CHARLIE HUNNAM has said that claims Netflix films should not be eligible for Oscars are based on ‘unfounded fear’.
The debate over whether films on streaming platforms should be allowed to compete for Academy Awards has raged in the wake of the 91st ceremony.
Netflix’s main awards bid, Alfonso Cuaron’s Roma, won three gongs including best director, but was denied the main prize of best picture. The service also won the best documentary short prize for Period. End Of Sentence.
It has since been reported that Steven Spielberg, who represents directors as an Academy governor, will speak out against considering streamed films for awards when the group convenes for this year’s annual post-Oscars meeting.
Netflix responded on Twitter, writing: ‘We love cinema. Here are some things we also love: Access for people who can’t always afford, or live in towns without, theatres. Letting everyone, everywhere enjoy releases at the same time. Giving filmmakers more ways to share art. These things are not mutually exclusive.’
Sons Of Anarchy star Hunnam, who is starring opposite Ben Affleck in the Netflix film Triple Frontier, said: ‘My view is yes they should (be eligible) because my experience of making these films is that the aspiration and the work done to create them, to make them, is no different.
‘But I understand, people have a vested interest in maintaining the status quo if they are on that side of this debate, so I understand why people are quite vocal about it.’

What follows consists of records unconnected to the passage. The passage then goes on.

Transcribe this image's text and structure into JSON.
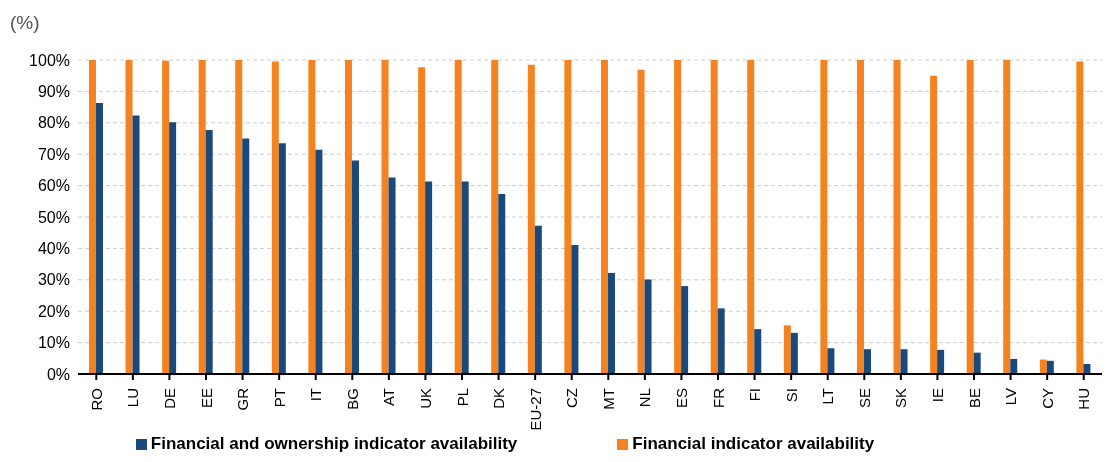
{
  "chart_data": {
    "type": "bar",
    "ylabel": "(%)",
    "categories": [
      "RO",
      "LU",
      "DE",
      "EE",
      "GR",
      "PT",
      "IT",
      "BG",
      "AT",
      "UK",
      "PL",
      "DK",
      "EU-27",
      "CZ",
      "MT",
      "NL",
      "ES",
      "FR",
      "FI",
      "SI",
      "LT",
      "SE",
      "SK",
      "IE",
      "BE",
      "LV",
      "CY",
      "HU"
    ],
    "series": [
      {
        "name": "Financial indicator availability",
        "color": "#f58220",
        "values": [
          100,
          100,
          99.8,
          100,
          100,
          99.5,
          100,
          100,
          100,
          97.7,
          100,
          100,
          98.5,
          100,
          100,
          96.9,
          100,
          100,
          100,
          15.5,
          100,
          100,
          100,
          95,
          100,
          100,
          4.6,
          99.5
        ]
      },
      {
        "name": "Financial and ownership indicator availability",
        "color": "#1a4a7c",
        "values": [
          86.3,
          82.3,
          80.2,
          77.7,
          75,
          73.5,
          71.4,
          68,
          62.6,
          61.3,
          61.3,
          57.3,
          47.2,
          41.1,
          32.2,
          30.1,
          28,
          20.9,
          14.3,
          13.1,
          8.2,
          7.9,
          7.9,
          7.7,
          6.8,
          4.8,
          4.2,
          3.2
        ]
      }
    ],
    "ylim": [
      0,
      100
    ],
    "yticks": [
      {
        "value": 0,
        "label": "0%"
      },
      {
        "value": 10,
        "label": "10%"
      },
      {
        "value": 20,
        "label": "20%"
      },
      {
        "value": 30,
        "label": "30%"
      },
      {
        "value": 40,
        "label": "40%"
      },
      {
        "value": 50,
        "label": "50%"
      },
      {
        "value": 60,
        "label": "60%"
      },
      {
        "value": 70,
        "label": "70%"
      },
      {
        "value": 80,
        "label": "80%"
      },
      {
        "value": 90,
        "label": "90%"
      },
      {
        "value": 100,
        "label": "100%"
      }
    ],
    "grid": "y",
    "legend": "bottom"
  }
}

He added: ‘I think it’s fear and whenever you’re in a massively competitive industry there is an element of fear involved in it always but I think it’s unfounded fear.
‘I think that the perception of the argument that can be made is that the streaming platforms are going to provide the death blow to the theatrical experience and I personally don’t think that is the case and I don’t think that so far there is any evidence that suggests that is occurring.
‘Box office revenues continue to be robust and so I think it is a fear, I just don’t know how founded it is.’
The Newcastle-born actor, 38, said he believes streaming platforms are providing opportunities for filmmakers that no longer exist in the studio system, where the focus is on making blockbusters from material that already has a fan base.
He said: ‘The reality is that the studio theatrical system has been rapidly shrinking over the last 10 years, it’s gotten so competitive that the volume has shrunk.
‘In 1998, when I came to America and started working in film, the studio system were responsible for about 600 movies a year, right now we are operating at about 10 per cent of that so obviously the consequence of that is the opportunities for everyone who works in film rapidly reduces.
‘That is based upon the trajectory of the expectation around spectacle and the theatrical experience and that grand spectacle is incredibly expensive to produce.
‘There was a certain level of cooperation within the studios to not compete with each other on the weekends, people will, two years ahead, claim a weekend and everyone else stays away from that, and because of the enormous cost associated with that there is a fear or a necessity to have the pre-existing awareness of the subject matter going into it.
‘So then you have this cannibalising cycle which prevents original, daring programming from being made for theatrical release.
‘I’ve seen that trajectory very, very clearly in the last 10 years of my career and in the opportunities that present themselves.
‘So what I think that the streaming platforms do is create a venue for that smaller, more original and more difficult material to get made.
‘Obviously as a participant in film-making I love it and think it’s very, very valuable and I don’t think the two need to be in enormous conflict.
‘It’s almost like the two can be mutually exclusive because within what I just said, they are providing different things for the most part. There is obviously overlap but they are providing different services.’
Triple Frontier is streaming on Netflix now.